With a 23 per cent equity stake in Vi, the government is clearly the largest stakeholder in the company, Moondra said. While Vi had estimated its AGR dues at Rs 21,533 crore, DoT pegged the same at a whopping Rs 58,254 crore. The telco has so far paid only Rs 7,900 crore.
Vi’s total debt stood at Rs 2.09 trillion at the end of the first quarter (April-June) of FY25. This includes deferred spectrum payment obligations of Rs 1.39 trillion and adjusted gross revenue (AGR) liability of Rs 70,320 crore due to the government. After the payment moratorium ends in October 2025, Vi has to pay Rs 12,000 crore to the government, including both principal and interest, by March 2026. It also needs to pay Rs 43,000 crore annually to the government for five years, from FY27 till FY31.
Lenders and vendors
Vi remains engaged with its existing and new lenders for Rs 25,000 crore of fund-based and Rs 10,000 crore of non-fund-based loans. “The TEC report has been submitted to all the banks and financial institutions, which will now allow them to progress with their internal evaluation and approval processes. We expect the bank funding to conclude in the next 7-8 weeks,” Moondra said.

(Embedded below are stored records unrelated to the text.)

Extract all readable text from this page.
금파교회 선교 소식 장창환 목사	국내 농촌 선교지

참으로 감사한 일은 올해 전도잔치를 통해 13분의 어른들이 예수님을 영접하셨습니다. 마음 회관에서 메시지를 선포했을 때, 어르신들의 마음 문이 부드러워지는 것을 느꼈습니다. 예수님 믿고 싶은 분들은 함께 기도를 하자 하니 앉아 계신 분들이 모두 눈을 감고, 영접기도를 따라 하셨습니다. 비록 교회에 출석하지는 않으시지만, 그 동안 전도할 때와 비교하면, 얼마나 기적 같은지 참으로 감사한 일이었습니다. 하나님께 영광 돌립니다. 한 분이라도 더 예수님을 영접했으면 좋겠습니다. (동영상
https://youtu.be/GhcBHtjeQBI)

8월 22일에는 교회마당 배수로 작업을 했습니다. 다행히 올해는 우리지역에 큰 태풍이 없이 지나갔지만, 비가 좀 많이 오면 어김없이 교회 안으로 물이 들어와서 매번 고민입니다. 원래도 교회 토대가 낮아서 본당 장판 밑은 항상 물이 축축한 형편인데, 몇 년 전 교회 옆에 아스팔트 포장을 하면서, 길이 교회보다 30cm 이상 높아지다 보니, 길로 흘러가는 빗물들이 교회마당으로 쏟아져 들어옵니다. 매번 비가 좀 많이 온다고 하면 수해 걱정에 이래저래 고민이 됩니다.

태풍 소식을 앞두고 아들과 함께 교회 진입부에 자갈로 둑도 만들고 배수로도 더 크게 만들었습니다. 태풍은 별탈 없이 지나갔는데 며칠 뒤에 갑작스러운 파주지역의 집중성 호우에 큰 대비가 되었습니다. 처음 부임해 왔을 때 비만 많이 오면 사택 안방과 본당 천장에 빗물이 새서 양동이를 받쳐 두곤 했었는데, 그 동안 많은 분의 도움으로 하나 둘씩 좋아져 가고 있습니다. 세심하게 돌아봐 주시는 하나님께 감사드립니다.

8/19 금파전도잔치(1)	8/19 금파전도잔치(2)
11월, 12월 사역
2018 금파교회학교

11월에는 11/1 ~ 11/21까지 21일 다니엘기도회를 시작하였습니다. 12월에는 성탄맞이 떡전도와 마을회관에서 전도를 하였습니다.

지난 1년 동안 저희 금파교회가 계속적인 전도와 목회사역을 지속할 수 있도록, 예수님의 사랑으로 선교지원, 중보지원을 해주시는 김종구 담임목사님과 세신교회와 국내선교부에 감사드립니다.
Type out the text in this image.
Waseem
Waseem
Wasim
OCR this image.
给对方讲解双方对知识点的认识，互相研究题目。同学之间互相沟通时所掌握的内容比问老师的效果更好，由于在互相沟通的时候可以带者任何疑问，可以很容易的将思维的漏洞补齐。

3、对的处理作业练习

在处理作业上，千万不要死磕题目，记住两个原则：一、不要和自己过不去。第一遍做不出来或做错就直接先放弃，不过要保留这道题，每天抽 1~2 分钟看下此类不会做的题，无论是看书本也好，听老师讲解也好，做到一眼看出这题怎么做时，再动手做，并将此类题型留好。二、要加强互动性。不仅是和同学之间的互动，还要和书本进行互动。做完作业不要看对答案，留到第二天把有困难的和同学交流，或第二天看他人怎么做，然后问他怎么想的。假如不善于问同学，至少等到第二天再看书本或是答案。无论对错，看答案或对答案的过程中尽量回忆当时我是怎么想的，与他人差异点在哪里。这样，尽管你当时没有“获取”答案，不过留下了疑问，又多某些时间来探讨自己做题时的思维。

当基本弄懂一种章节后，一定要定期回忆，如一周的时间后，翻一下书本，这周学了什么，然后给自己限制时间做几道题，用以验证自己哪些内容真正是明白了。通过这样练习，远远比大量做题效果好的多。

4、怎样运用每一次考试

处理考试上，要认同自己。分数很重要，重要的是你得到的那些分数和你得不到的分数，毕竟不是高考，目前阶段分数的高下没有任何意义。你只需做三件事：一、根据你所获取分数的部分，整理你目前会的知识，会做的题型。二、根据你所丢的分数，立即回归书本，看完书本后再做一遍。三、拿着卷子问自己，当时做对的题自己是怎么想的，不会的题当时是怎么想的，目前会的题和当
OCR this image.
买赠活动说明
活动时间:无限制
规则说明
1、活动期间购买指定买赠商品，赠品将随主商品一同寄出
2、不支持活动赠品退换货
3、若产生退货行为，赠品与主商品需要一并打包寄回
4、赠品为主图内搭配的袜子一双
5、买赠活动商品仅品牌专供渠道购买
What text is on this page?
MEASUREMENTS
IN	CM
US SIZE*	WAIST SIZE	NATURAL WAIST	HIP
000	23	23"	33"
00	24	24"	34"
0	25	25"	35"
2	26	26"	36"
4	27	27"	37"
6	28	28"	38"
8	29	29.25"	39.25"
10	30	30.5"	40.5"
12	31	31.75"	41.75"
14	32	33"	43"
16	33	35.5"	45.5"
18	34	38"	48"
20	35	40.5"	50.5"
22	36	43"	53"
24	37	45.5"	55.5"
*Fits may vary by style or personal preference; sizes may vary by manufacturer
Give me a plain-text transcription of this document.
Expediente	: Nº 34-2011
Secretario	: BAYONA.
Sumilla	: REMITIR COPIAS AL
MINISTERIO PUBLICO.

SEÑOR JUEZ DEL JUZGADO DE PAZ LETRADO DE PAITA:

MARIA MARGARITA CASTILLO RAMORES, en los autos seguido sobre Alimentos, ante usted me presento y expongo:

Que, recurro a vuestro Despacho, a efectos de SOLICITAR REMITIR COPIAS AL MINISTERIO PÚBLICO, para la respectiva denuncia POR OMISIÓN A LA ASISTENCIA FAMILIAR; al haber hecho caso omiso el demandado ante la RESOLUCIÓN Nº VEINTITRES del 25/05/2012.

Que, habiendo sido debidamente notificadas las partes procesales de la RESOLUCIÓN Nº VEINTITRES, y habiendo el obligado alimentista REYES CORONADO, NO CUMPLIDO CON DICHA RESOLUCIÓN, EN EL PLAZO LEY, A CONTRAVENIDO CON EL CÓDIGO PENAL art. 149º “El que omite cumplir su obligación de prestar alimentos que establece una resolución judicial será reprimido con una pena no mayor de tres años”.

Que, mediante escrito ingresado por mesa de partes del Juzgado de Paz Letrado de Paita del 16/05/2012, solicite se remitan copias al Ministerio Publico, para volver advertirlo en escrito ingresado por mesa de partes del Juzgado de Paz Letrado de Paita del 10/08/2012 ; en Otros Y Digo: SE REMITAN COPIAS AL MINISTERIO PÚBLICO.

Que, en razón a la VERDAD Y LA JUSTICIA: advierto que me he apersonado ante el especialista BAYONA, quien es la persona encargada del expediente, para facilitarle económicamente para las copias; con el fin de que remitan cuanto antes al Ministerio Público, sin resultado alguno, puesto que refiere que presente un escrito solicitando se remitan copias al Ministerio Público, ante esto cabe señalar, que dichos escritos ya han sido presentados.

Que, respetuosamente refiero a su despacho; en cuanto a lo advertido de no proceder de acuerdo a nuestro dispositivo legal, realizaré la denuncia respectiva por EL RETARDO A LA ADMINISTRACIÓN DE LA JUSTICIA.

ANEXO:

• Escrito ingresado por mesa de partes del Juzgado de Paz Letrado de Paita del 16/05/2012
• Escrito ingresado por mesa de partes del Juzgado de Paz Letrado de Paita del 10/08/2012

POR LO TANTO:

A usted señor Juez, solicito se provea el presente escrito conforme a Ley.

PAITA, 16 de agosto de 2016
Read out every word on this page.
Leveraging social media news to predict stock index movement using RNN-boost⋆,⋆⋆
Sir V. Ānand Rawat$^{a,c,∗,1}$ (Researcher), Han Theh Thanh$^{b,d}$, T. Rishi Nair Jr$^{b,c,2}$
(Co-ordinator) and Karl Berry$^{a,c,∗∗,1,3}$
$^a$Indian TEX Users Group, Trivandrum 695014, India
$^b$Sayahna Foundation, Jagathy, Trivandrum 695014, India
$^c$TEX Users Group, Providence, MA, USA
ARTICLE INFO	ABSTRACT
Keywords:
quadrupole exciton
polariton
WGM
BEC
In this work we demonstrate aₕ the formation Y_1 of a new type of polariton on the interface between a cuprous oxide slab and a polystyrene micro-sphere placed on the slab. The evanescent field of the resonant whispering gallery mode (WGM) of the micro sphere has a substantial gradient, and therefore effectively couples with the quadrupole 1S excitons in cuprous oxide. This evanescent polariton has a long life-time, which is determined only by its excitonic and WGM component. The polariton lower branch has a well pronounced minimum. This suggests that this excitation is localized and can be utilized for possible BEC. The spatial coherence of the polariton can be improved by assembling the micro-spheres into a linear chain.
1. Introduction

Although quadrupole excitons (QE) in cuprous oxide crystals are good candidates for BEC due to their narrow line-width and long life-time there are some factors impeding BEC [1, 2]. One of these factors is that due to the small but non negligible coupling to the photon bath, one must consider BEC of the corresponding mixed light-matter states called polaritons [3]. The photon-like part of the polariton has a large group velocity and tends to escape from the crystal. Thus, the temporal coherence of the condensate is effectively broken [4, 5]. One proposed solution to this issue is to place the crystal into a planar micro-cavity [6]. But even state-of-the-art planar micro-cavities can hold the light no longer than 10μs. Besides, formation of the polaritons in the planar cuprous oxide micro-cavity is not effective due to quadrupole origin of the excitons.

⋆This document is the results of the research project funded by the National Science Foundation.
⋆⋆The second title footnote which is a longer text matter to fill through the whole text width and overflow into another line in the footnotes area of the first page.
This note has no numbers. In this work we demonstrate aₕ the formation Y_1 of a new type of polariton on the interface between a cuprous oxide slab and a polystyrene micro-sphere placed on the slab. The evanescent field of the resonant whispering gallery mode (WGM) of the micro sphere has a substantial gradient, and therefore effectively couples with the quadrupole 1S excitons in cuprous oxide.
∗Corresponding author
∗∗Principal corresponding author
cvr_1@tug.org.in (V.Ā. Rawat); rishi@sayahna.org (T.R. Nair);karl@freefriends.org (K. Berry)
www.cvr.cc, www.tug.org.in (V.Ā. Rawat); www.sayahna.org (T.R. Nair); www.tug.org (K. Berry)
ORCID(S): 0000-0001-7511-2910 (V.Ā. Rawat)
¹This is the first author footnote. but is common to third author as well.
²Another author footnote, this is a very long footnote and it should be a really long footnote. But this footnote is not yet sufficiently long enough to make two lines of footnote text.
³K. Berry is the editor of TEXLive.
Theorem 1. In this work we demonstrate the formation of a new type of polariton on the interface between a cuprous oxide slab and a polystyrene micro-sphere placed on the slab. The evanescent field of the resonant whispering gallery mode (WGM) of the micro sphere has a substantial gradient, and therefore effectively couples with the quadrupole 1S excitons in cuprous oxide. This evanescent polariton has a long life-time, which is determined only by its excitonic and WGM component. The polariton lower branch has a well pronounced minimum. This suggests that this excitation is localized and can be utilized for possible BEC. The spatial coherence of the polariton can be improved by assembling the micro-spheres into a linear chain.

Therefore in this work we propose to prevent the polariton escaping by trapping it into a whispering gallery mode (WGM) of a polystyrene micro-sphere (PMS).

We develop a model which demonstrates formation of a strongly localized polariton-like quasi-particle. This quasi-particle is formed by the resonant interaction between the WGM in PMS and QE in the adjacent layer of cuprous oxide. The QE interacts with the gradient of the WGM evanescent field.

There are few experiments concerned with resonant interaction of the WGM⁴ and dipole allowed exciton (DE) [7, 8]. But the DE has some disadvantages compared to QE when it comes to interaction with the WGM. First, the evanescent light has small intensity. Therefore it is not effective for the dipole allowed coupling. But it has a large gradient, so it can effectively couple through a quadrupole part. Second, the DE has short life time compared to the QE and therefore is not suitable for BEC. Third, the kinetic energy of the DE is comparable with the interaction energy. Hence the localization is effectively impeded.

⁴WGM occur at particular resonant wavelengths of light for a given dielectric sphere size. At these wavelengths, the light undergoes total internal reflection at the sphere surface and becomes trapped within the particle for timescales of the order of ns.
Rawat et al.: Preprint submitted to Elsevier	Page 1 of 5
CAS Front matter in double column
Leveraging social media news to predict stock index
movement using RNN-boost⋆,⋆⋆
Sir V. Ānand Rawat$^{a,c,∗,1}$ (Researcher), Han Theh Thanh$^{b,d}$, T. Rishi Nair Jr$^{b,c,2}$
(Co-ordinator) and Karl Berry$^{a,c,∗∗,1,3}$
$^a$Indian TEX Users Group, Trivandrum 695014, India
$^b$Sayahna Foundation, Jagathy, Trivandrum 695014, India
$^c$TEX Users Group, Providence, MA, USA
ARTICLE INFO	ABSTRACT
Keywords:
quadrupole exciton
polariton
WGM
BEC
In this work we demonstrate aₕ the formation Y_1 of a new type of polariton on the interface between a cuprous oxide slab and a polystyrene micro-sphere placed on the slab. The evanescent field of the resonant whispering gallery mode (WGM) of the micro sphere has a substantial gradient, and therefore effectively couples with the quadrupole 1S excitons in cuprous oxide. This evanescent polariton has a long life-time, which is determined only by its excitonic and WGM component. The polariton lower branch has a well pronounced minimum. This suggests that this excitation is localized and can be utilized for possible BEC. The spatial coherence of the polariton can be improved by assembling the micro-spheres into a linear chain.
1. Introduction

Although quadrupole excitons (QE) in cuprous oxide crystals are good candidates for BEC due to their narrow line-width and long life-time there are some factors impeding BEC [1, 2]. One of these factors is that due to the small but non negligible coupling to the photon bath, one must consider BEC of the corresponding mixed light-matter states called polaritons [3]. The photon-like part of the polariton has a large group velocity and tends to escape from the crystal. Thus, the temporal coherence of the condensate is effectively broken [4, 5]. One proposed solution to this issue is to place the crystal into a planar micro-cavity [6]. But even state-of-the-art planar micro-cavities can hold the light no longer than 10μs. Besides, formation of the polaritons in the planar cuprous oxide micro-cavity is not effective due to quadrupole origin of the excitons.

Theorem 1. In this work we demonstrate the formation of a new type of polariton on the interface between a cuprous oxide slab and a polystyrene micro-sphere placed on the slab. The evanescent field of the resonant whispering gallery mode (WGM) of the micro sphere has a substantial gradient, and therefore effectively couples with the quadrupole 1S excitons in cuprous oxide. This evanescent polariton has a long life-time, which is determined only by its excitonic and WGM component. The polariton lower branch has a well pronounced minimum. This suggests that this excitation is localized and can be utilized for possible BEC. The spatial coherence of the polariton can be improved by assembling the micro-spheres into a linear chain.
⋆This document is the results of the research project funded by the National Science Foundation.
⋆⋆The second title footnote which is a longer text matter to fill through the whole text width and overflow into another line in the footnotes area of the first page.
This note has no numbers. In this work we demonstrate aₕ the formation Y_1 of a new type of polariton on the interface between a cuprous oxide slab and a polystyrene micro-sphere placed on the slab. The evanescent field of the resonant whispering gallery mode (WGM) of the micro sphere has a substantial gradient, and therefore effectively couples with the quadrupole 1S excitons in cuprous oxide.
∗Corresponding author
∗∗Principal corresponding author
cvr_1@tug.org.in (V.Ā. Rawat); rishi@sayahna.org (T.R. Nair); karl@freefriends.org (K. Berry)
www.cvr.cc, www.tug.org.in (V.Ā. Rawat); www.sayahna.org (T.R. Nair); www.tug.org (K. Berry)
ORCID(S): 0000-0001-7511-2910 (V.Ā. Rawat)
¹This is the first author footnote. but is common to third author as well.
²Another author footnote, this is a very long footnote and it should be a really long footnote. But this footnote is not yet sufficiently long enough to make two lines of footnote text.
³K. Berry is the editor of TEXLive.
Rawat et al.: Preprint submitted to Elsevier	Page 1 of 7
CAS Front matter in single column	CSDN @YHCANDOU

Despite the telco raising Rs 24,000 crore of equity so far, three senior bank officials from as many banks had told Business Standard earlier this month that they remain doubtful over the company’s multiple payment liabilities to the government, vendors, and tower companies. Meanwhile, the telco remains confident of clearing existing bank debt, which has reduced to a low level of Rs 4,800 crore at the end of the Q1 (April-June) quarter, down from Rs 9,200 crore a year ago.
Moondra said the latest $3.6 billion or Rs 30,000 crore deal with global vendors Nokia, Ericsson, and Samsung has covered the entirety of the radio equipment needed by the company for its planned expansion of 4G coverage to 1.2 billion Indians, up from 1.03 billion now. Announced a day ago, the mega deal is Vi’s first in years and marks the telco’s first-ever sourcing agreement with South Korean giant Samsung. It is part of the total capital expenditure target of $6.6 billion (Rs 55,000 crore) over the next three years.